In Patrick, the plaintiff challenged the peer-review process in a hospital after a peer-review panel threatened to revoke his hospital' privileges. Id. at 97, 108 S.Ct. at 1661. The Supreme Court held that the peer-review process was not entitled to state action immunity because there was no active supervision by the state. Id. at 100, 108 S.Ct. at 1662. The Court rejected the defendants’ arguments that the state actively supervised the peer-review process through the State Health Division, the State Board of Medical Examiners, and the state judiciary because the defendants failed to show that any of these state entities actually reviewed, or even could review, peer-review decisions regarding hospital privileges. Id. at 101, 108 S.Ct. at 1663.7
In the present case, I would hold that the state actively supervised the territorial agreement. The FPSC actually reviewed the territorial agreement and approved it. First, the FPSC found that it had the authority to accept or reject the territorial agreement. The Order stated that because the territorial agreement purported to .impinge on the FPSC’s authority to order additions and extensions to plant and equipment of Peoples and City Gas, the territorial agreement could not be valid without the FPSC’s approval. Order at 1. Second, the Order approved the territorial agreement; the FPSC found that the territorial agreement was consistent with the state’s policy of procuring for the public essential utility services at reasonable costs. Id. Accordingly, FPSC’s Order satisfies the active supervision requirement of Midcal.8
III. CONCLUSION
Because the Florida regulatory scheme satisfied both prongs of Midcal, I believe that the district court erred in holding that the territorial agreement is not entitled to state action immunity.

. FGT operates the only pipeline transporting natural gas into Florida.

. The natural gas industry in Florida is regulated by the FERC and the Florida Public Service Commission ("FPSC"). At the federal level, the FERC regulates the wellhead cost of natural gas (i.e., cost from the producer to the wholesaler) and the wholesale price paid by retail distributors such as City Gas. At the state level, the FPSC regulates the retail rates charged by distributors such as City Gas. Retail rates are determined through a process known as a “rate case.”

. The FPSC was formerly the Florida Railroad and Public Utilities Commission.

. The statute defines "public utility" as including natural gas distributors, but not LP gas distributors. Fla.Stat.Ann. § 366.02.

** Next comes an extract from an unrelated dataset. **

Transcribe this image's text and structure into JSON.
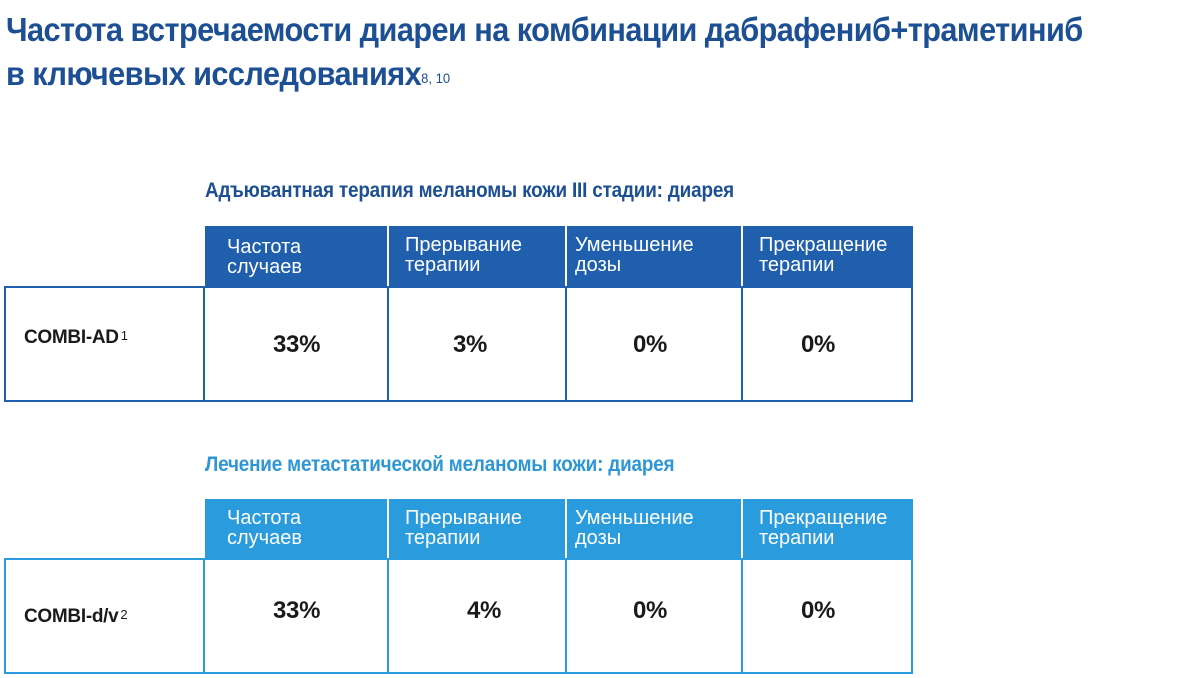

. Section 366.04 was revised in 1989 and the new statute expressly empowers the FPSC to approve territorial agreements between natural gas utilities. See 1989 Fla.Sess.Law Serv. 89-292 § 2 (West).

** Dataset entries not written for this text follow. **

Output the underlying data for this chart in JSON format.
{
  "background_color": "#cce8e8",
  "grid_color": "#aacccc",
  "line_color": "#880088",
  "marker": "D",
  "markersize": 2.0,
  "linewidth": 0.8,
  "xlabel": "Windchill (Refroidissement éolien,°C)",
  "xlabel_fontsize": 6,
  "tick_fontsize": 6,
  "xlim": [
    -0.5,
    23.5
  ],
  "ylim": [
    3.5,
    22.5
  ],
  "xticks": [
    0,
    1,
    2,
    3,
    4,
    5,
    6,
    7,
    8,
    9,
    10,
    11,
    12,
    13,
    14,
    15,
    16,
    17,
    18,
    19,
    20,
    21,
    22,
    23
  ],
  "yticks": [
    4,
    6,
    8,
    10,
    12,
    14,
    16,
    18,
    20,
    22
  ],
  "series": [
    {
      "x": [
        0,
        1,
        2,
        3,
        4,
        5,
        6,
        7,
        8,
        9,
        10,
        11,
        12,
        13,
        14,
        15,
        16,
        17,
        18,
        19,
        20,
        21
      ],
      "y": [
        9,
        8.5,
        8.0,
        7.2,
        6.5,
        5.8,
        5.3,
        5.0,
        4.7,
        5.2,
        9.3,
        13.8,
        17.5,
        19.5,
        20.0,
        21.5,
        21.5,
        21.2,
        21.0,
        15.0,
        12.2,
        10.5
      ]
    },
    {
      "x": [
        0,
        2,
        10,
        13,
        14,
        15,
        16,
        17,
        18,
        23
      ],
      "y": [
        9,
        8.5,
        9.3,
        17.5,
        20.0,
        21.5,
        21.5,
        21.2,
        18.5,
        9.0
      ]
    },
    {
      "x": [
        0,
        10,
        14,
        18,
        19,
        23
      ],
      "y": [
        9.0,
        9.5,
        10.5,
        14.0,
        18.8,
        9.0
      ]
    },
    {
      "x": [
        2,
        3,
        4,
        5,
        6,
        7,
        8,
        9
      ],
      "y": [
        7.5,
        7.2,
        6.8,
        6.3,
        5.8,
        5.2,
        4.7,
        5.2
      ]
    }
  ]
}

. In City Gas Co., Peoples had sued under the territorial agreement to prevent City Gas from selling bottled gas in Peoples service area. City Gas's answer claimed that the territorial agreement was void under state and federal antitrust laws. City Gas Co., 182 So.2d at 431. The Florida Supreme Court held that because the FPSC had the authority to approve the territorial agreement the agreement was not invalid under Florida antitrust laws. The court did not reach the federal issues. Id. at 436.

. The Court found that the judiciary was an inadequate supervisor because no statute expressly provided for judicial review of privilége terminations, and because state courts did not review privilege terminations on the merits for compliance with state policy. Patrick, 486 U.S. at 104-05, 108 S.Ct. at 1664-65.

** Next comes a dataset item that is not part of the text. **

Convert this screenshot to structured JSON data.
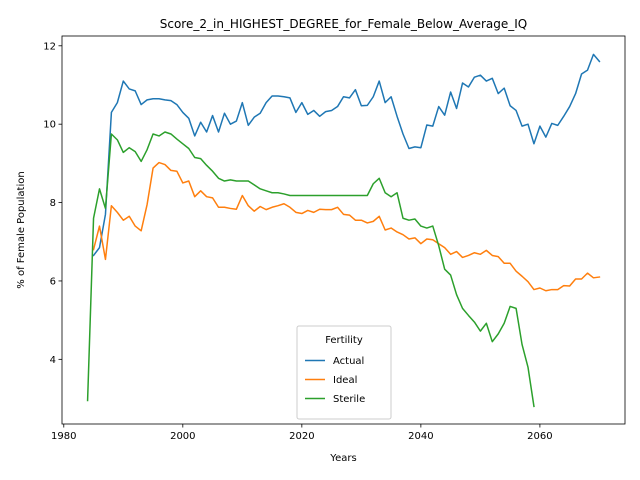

. The FPSC has reviewed the validity of the territorial agreement on two subsequent occasions. First, in 1965, the FPSC entered an order withdrawing part of its approval of the territorial agreement. Peoples Gas Systems, Inc. v. Mason, 187 So.2d 335, 337 (Fla.1966). The Florida Supreme Court overturned the FPSC's decision because there was no showing of changed circumstances from 1960, when the FPSC promulgated the Order. Id. at 339 (FPSC may,withdraw or modify its approval only after proper notice ’ and hearing, and upon a showing of changed circumstances). Second, in 1972 the FPSC rescinded and then .reaffirmed its approval of the territorial agreement. FPSC Order Nos. 5495, 5800. Accordingly, the FPSC’s active supervision is continuing.